8 – Put your phone on VIBRATE and NEAR YOUR SKIN when you are by the main stage or having a boogie.
9 – Be very clear if you are arranging meeting places with older children. Visit it first together so you know exactly where to meet and Sync your watches!!!
10 – Don’t leave your younger children in the kids area, most festivals are offering family activities not a babysitting service. You may find a child you left in a workshop making a wand will be calling you from the Lost Kids ffice after staff accompanied them over after the activity finished.
11 – Stay together! Festival as a family! 90% of reported lost children is when parents ‘nip to the loo’ or ‘arrange to meet them by the flags in ten minutes’ – kids lose their nerve quickly, so do stuff together.
12 – Communicate with each other, make sure you know who has the kids when you are in a big group… even if you need to make a joke by putting large groups of kids in pairs or do head counts… You’d be amazed how many times a child goes walkabout from a large group and isn’t noticed straight away.

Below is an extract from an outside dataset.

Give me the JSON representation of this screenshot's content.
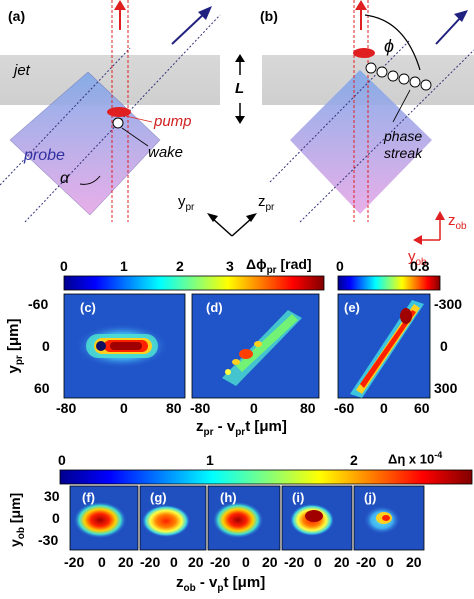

13 – Invest in walkie talkies! The kids will find it brilliant fun, we used to put ours in little hi-vis jackets and haver their walkie talking on a strap around their body… they thought they were spies and we played games with them so they got used to using them.
14 – (Well I couldn’t leave it at 13 …very unlucky) So finally, have fun!!! Enjoy encouraging your children be part of a very safe and friendly community. Festival as a family, stay together and have some fun!!!! Things don’t often go wrong at festivals and I have only ever had one serious issue to deal with in all my time doing this work. But it’s good to be safe and good to be educated… now go forth and partyyyyyyy!!!